Media development organisations
The Iranian Students News Agency (ISNA) is a news organisation established in December 1999 and run by Iranian university students. It covers a variety of national and international topics. Editors and correspondents are students in a variety of subjects, many of them volunteering. It is considered by Western media to be one of the most independent and moderate media organisations in Iran, and is often quoted. While taking a reformist view of events, it tries to remain politically independent. In mid-November 2018, ISNA launched a citizen journalism platform called Fars-e Man (My Fars). On this platform, citizens can report stories or issues they would like to be covered by submitting topics and allowing the reporters 48 hours to cover the submitted request. On Twitter, Arashk Borzoo reacted by saying: “That’s good, but it’s sad they are literary copying it from Monarchist mouthpiece Manoto. Also I wish they did it sooner.”
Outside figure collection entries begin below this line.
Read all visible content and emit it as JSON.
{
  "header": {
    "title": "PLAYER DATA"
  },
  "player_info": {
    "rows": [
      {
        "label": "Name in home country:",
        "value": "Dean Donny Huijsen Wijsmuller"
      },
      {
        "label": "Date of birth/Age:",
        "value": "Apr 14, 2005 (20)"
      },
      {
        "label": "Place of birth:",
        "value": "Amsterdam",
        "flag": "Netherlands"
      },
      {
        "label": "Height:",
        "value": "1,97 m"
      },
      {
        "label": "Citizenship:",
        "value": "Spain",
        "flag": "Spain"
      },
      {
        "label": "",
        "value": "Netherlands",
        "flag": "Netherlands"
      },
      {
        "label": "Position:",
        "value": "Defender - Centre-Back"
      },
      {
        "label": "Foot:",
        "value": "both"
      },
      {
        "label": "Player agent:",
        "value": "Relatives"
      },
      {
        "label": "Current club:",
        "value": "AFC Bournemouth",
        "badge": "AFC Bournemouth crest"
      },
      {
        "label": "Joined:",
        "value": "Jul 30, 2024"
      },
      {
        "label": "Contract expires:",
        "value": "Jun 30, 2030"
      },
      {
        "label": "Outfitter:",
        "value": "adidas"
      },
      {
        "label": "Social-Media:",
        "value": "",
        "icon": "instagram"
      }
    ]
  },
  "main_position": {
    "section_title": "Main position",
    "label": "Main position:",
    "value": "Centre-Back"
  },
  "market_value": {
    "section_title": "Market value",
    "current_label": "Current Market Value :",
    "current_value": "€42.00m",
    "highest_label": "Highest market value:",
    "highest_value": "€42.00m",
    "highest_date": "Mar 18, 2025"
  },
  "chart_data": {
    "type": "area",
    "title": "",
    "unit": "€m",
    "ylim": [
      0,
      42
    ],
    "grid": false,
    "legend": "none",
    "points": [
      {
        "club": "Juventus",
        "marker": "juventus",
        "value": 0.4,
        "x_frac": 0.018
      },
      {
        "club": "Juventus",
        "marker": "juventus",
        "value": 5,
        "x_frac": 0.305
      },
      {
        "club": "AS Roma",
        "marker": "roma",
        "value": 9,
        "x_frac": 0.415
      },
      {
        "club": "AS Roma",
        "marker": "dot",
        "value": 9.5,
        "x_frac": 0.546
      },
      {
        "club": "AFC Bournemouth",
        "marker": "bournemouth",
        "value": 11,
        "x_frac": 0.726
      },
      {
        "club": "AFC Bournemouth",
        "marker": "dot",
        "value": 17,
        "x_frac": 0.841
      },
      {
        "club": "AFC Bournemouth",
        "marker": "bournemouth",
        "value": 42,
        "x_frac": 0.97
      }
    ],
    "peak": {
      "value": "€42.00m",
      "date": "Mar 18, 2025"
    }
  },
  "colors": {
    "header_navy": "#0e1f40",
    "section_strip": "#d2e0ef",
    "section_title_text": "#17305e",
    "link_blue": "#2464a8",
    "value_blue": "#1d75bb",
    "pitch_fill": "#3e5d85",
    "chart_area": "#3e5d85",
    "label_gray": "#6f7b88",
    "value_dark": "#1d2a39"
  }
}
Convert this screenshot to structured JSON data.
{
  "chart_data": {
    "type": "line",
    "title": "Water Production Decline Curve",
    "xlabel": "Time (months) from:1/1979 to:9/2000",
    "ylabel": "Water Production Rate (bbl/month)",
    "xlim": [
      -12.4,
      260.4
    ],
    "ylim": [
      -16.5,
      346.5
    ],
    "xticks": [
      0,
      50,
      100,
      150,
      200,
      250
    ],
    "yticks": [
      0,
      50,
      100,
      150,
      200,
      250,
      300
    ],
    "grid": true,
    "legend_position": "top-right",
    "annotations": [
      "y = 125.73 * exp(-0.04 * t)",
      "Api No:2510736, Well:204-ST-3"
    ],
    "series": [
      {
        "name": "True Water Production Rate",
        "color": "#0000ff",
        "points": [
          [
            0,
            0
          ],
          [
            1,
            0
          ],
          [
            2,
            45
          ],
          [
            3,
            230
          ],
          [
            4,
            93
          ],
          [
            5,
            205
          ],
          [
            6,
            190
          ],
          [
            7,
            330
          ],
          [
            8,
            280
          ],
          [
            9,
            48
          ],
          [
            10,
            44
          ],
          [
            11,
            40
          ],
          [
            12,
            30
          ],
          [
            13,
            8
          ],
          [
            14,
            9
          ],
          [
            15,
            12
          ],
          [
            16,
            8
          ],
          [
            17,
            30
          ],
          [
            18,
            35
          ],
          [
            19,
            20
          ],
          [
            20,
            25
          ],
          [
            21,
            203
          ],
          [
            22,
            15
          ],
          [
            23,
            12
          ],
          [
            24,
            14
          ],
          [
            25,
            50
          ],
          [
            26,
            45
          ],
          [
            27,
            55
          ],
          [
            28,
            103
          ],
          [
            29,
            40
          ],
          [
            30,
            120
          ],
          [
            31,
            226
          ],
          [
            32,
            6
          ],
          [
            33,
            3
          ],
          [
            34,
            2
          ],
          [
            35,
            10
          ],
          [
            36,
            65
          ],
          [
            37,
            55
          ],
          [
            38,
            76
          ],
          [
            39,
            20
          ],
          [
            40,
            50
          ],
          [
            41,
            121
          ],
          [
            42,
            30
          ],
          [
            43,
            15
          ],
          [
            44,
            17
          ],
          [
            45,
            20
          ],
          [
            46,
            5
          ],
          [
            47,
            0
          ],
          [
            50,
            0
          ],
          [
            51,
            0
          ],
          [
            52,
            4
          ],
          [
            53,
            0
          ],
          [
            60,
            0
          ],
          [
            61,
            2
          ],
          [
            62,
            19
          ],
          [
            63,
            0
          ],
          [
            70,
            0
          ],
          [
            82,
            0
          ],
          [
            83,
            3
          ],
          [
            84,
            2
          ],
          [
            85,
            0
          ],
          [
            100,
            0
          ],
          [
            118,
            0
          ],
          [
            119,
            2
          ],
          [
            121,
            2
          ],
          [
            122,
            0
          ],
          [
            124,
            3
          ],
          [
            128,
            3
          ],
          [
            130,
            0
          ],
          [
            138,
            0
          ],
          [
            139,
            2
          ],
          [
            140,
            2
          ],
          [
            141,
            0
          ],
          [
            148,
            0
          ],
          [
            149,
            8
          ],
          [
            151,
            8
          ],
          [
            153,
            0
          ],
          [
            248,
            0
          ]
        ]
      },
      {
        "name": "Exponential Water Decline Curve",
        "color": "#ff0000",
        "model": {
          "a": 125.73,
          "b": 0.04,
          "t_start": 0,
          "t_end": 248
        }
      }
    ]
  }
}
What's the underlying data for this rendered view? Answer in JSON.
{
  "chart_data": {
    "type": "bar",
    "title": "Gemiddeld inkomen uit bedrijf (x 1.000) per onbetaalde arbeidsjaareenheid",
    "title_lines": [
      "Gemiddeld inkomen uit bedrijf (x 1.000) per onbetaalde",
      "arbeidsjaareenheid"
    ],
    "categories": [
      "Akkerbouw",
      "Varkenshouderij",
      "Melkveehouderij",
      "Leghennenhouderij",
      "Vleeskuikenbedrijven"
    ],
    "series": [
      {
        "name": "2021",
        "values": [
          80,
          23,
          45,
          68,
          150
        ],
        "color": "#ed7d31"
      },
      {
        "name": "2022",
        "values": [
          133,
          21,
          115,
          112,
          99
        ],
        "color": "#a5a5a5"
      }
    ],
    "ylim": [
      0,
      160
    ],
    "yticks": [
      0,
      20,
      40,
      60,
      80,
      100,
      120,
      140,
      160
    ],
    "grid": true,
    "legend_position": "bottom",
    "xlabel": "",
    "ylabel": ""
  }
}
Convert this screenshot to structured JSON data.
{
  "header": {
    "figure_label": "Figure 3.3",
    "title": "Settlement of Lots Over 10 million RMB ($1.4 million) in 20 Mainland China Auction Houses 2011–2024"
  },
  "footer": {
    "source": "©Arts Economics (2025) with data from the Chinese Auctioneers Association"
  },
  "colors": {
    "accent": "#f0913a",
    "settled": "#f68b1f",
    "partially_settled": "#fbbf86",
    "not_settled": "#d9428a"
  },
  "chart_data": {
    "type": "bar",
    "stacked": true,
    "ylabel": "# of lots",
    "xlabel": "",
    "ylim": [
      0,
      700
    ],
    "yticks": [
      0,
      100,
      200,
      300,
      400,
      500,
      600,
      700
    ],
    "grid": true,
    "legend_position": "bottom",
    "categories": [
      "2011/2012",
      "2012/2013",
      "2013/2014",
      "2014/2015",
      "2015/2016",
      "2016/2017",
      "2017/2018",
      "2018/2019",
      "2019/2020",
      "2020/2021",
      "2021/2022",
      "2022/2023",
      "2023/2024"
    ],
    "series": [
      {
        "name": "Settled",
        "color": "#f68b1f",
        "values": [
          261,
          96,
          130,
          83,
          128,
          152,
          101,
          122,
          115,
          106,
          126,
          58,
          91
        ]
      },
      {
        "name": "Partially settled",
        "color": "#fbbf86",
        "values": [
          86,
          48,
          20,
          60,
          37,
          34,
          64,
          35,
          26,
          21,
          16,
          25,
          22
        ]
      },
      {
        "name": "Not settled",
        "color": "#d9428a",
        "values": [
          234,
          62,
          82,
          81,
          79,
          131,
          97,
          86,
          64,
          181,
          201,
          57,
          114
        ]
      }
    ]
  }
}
Bashgah Khabarnegaran Javan (The Young Journalists Club - YJC) is located near in Vali Asr, Tehran, and is a sort of incubator for foreign journalists. YJR is the name of its news agency.
The state-owned broadcasting company IRIB has its own media college called Dāneshkade-ye Sedā va Simā. Needless to say, this college belongs to the state and, as a consequence, its activities are strictly controlled by the authorities of the Islamic Republic.
ILNA is the Iranian Labour News Agency, which provides coverage of the country’s trade unions. It was launched in Tehran on 24 February, closed down in 2007 and relaunched in July 2008. It provided TV coverage of the 89th Academy Award, when Asghar Farhadi’s film The Salesman (2016) won as the Best Foreign Language Film.
Within the Ministry of Culture and Islamic Guidance there is a department supporting foreign journalists and correspondents. Its website offers an interesting Media Guide.
BBC Media Action used to work in media and communication in Iran, through training and long-term mentoring. At the moment it is no longer operative in the country and Nazanin Zaghari-Ratcliffe, a dual British and Iranian citizen, is currently in jail in Tehran because of her previous work with the organisation. She has been sentenced to five years in prison for allegedly plotting against the Iranian government.
Besides her previous job with BBC Media Action, Nazanin Zaghari-Ratcliffe was arrested also because at the time of her trip to visit her family in Iran she was employed by the Thomson Reuters Foundation, which implements initiatives ranging from the creation of sustainable, independent news platforms to a wide range of skills and editorial programmes. It funds the Reuters Institute for the Study of Journalism at Oxford University, a global research centre producing the indispensable Digital News Report and publications on the current and future trends in journalism. Amongst its activities are training with Reuters journalists in order to produce real stories, project grants for specific investigations and cross-border collaborations, mentoring by Reuters veterans to give stories global resonance, providing global channels to bring the best journalism to the widest possible audience, financing fellowship in order to broaden horizons through research and exchanges.
Iranian journalists in exile enjoy the support of the Maison des journalistes in Paris, a non-profit organisation dedicated to supporting journalists who have been forced to flee their countries because of persecution relating to their line of work. Journalists in exile are given the opportunity to publish their articles on the magazine L’oeil de la Maison des journalistes. Between February 2006 and December 2015, it hosted 22 professionals of information (meaning journalists, writers, graphic designers) from Iran. As far as we can understand, this organisation has no impact within the country itself.